Chapitre 68 : Hum, hum...
EMMA :
Je pose mon pied tremblant sur le goudron chaud de la piste d'atterrissage.
Il y a des caméras absolument partout et pourtant, je ne dois pas être belle à voir. Mes cheveux pleins de sel ont séché en pagaille, mes pieds sont nus et je suis serrée dans une couverture jaune.
Gabriel descend à son tour et passe un bras autour de mes épaules. Il y a des barrières de sécurité qui retiennent des journalistes formant une sorte d'allée. On avance au milieu, je me sens rien qu'un tout petit peu observée.
D'autres sont devant nous et quelques-uns derrière. On doit ressembler à des zombies, à marcher si doucement.
Daniel Hunter nous attend au bout et sert la main des rescapés en prenant une photo.
- Ah, mon cher Dani, ricane Gabriel.
Je ris doucement. Gabriel ne lui a pas pardonné de nous avoir caché que la moitié des sondes étaient détruites. Carlo en est mort.
Quand arrive mon tour, j'ai le droit à une généreuse poignée de main et au crépitement des flash. Gabriel lui, ne tend pas sa main à Daniel.
Je souris en l'attendant de l'autre côté.

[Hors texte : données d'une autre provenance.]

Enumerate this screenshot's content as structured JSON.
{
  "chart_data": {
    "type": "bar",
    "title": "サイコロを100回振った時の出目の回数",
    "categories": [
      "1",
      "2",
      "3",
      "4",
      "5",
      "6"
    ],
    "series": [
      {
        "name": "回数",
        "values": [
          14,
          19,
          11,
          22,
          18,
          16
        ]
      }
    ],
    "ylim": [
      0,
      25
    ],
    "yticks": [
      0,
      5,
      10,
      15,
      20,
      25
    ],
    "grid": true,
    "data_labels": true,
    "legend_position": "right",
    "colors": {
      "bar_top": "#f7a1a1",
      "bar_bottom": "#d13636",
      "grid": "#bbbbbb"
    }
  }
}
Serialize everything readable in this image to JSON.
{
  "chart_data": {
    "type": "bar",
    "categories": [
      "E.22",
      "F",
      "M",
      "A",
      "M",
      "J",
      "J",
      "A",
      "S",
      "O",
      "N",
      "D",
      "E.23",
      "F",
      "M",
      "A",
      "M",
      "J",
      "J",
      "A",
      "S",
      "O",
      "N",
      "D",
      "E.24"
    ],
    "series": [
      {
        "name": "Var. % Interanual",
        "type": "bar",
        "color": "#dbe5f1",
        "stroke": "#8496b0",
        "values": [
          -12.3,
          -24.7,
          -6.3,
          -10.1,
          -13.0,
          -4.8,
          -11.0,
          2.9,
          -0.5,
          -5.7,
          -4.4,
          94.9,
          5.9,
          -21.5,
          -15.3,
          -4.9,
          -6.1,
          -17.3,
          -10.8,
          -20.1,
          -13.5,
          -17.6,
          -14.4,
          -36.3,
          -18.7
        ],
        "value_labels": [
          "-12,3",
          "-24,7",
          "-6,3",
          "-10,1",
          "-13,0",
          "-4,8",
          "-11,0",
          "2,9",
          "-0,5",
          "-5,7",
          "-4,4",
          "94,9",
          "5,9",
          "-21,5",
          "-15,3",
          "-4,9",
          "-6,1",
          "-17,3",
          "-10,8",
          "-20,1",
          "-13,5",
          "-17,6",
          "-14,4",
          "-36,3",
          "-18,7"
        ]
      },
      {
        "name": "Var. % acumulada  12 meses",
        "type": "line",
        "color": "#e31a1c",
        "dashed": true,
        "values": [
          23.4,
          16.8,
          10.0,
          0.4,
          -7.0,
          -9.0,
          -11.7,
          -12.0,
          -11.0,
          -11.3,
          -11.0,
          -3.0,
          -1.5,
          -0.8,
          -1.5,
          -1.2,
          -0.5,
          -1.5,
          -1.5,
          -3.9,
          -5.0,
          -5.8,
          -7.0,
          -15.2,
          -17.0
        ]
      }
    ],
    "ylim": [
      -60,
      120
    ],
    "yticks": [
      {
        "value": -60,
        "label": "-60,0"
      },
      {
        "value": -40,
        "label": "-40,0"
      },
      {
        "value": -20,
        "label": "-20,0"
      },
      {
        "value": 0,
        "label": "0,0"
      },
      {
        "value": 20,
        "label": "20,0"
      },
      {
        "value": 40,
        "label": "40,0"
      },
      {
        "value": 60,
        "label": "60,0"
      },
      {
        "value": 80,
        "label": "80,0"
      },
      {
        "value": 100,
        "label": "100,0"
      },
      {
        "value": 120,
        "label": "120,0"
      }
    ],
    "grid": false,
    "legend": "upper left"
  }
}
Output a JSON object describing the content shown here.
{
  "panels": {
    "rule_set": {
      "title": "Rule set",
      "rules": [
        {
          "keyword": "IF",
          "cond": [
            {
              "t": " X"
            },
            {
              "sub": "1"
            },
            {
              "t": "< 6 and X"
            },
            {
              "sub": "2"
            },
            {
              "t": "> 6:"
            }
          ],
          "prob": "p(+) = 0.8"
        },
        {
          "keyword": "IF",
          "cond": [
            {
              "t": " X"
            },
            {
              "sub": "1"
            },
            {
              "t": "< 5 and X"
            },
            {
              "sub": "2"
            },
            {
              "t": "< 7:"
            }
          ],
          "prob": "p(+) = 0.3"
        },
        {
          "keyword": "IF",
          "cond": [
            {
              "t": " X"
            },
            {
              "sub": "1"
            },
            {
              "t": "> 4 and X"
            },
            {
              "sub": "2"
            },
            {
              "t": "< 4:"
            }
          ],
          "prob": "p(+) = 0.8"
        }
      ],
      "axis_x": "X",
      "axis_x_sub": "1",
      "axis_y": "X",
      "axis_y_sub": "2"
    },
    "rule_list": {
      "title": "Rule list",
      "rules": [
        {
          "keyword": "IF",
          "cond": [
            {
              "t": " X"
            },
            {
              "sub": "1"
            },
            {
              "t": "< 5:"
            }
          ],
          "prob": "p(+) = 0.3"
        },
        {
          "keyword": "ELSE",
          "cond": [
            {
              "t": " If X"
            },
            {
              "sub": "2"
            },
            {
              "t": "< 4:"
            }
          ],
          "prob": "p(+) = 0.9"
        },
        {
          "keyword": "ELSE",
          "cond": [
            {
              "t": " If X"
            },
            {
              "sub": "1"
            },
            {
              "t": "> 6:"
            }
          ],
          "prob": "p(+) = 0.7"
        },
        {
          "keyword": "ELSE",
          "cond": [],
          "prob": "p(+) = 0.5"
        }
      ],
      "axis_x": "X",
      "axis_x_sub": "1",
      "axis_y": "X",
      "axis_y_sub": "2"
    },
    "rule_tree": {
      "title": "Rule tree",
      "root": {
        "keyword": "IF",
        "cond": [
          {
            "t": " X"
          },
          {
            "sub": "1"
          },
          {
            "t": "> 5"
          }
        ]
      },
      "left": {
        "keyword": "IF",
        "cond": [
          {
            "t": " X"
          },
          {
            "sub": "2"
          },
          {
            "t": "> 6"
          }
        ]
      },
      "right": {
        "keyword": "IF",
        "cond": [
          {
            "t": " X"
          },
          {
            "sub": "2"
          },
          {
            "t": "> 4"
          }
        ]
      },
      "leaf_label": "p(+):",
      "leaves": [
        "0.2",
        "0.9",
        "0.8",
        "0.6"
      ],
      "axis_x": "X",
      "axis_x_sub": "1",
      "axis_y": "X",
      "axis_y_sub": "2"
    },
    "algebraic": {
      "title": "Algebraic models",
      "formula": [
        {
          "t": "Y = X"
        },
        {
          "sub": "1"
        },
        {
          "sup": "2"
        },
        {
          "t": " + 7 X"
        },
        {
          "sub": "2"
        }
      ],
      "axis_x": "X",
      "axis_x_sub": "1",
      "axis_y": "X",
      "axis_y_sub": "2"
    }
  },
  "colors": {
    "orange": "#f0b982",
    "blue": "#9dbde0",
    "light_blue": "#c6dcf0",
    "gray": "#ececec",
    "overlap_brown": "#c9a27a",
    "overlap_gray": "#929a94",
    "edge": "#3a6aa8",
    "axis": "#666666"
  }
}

- Ah Daniel ! Ça fait plaisir de vous revoir, dit l'islandais. C'était sympa le suspense que vous avez créé, la panique tout ça.
Daniel Hunter fronce les sourcils.
- Pour les sondes, s'explique Gabriel. Non c'est vrai, c'était tellement plus beau d'afficher que tout était nickel. J'imagine que dans notre rapport, tu as supprimé les passages où on en parlait, c'est plus sûr...
Le visage du vieil homme se décompose.
- Non mais je comprends, tu avais peut-être peur qu'on s'ennuie... Allez, salut, conclut Gabriel en lui tapotant l'épaule.
Il s'incline en révérence devant les caméras et me rejoint avec un petit sourire.
- Pfff, soupiré-je. Tu ne changeras jamais...
- Pourquoi donc ? Je suis déjà parfait.
Après cette allée, après les barrières, c'est un véritable bazar. Je ne lâche pas la main de Gabriel tandis qu'on marche au hasard au milieu de tous ces gens. Je cherche un visage familier.
- Emmaaaa ! crie une voix que je reconnais vaguement.
Je me retourne et tombe nez à nez avec Anna. Ma Anna avec dix-sept ans de plus. Elle a changé, ses cheveux sont courts, son visage fait plus adulte et... Je n'ai pas le temps de l'observer davantage qu'elle m'étouffe dans ses bras. Son odeur est la même, qu'est-ce qu'elle m'a manqué !
- Tu as plein de choses à nous dire je suppose, dit-elle en français les yeux brillants. Tu sais, j'ai toujours su que tu allais rentrer. Toujours.
Je lui souris, incapable de prononcer le moindre mot.
Soudain, je vois mon père arriver derrière, c'est le même. Ses cheveux sont grisonnants mais son sourire et son regard sont les mêmes. Je lui saute dans les bras et il me serre contre lui.
- Ma fille, ma fille est rentrée, murmure-t-il.
J'ai ensuite le droit à une étreinte avec ma sœur qui est maintenant une adulte et mon frère. Je souris sans penser à rien, juste au bonheur de cet instant.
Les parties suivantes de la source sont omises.